Reputation: 360
I have some text that looks like this:
(something1)something2
However something1 and something2 might also have some parentheses inside them such as
(some(thing)1)something(2)
I want to extract something1
(including internal parentheses if there are any) to a variable. Since I can count on the text always starting with an opening parentheses, I'm hoping that I can do something where I match the first parenthesis to the correct closing parentheses, and extract the middle.
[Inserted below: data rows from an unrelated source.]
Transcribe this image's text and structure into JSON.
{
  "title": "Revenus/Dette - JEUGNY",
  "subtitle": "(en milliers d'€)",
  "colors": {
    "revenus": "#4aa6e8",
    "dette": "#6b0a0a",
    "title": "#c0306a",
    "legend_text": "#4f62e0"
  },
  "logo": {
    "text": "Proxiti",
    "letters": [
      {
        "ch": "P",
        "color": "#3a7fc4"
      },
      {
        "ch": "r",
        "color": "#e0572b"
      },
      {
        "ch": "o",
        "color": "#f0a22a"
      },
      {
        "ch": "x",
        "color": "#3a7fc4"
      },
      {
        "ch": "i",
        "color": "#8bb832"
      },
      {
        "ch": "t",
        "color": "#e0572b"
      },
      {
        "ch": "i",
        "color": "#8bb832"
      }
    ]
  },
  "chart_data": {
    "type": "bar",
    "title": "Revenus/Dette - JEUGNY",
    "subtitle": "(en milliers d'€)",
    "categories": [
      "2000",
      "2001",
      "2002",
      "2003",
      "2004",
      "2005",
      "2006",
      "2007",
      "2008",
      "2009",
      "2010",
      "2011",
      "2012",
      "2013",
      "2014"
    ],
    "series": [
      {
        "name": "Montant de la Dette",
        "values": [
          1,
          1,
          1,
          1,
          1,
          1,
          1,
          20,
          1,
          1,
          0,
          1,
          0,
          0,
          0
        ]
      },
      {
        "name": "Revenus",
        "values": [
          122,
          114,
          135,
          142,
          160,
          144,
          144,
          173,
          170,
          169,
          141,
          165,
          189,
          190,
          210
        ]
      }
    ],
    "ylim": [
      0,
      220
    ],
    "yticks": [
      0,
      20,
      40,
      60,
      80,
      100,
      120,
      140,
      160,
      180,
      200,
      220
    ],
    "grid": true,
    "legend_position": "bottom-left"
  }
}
Everything I have tried so far has the potential to match the wrong ending parentheses.
Upvotes: 3
Views: 3735
Reputation: 63912
If you have perl, the:
perl -MText::Balanced -nlE 'say [Text::Balanced::extract_bracketed( $_, "()" )]->[0]' <<EOF
(something1)something2
(some(thing)1)something(2)
(some(t()()hing)()1)()something(2)
EOF
will prints
(something1)
(some(thing)1)
(some(t()()hing)()1)
Upvotes: 4
Reputation: 1495
awk
can do it:
#!/bin/awk -f
{
for (i=1; i<=length; ++i) {
if (numLeft == 0 && substr($0, i, 1) == "(") {
leftPos = i
numLeft = 1
} else if (substr($0, i, 1) == "(") {
++numLeft
} else if (substr($0, i, 1) == ")") {
++numRight
}
if (numLeft && numLeft == numRight) {
print substr($0, leftPos, i-leftPos+1)
next
}
}
}
Input:
(something1)something2
(some(thing)1)something(2)
Output:
(something1)
(some(thing)1)
Upvotes: 1
Reputation: 89557
You can do it with perl:
echo "(some(thing)1)something(2)" | perl -ne '$_ =~ /(\((?:\(.*\)|[^(])*\))|\w+/s; print $1;'
Upvotes: 2
Reputation: 360
Since this is apparently something that is impossible with regular expressions, I have resorted to pickup the the characters 1 by 1:
first=""
count=0
while test -n "$string"
do
char=${string:0:1} # Get the first character
if [[ "$char" == ")" ]]
then
count=$(( $count - 1 ))
fi
if [[ $count > 0 ]]
then
first="$first$char"
fi
if [[ "$char" == "(" ]]
then
count=$(( $count + 1 ))
fi
string=${string:1} # Trim the first character
if [[ $count == 0 ]]
then
second="$string"
string=""
fi
done
Upvotes: 2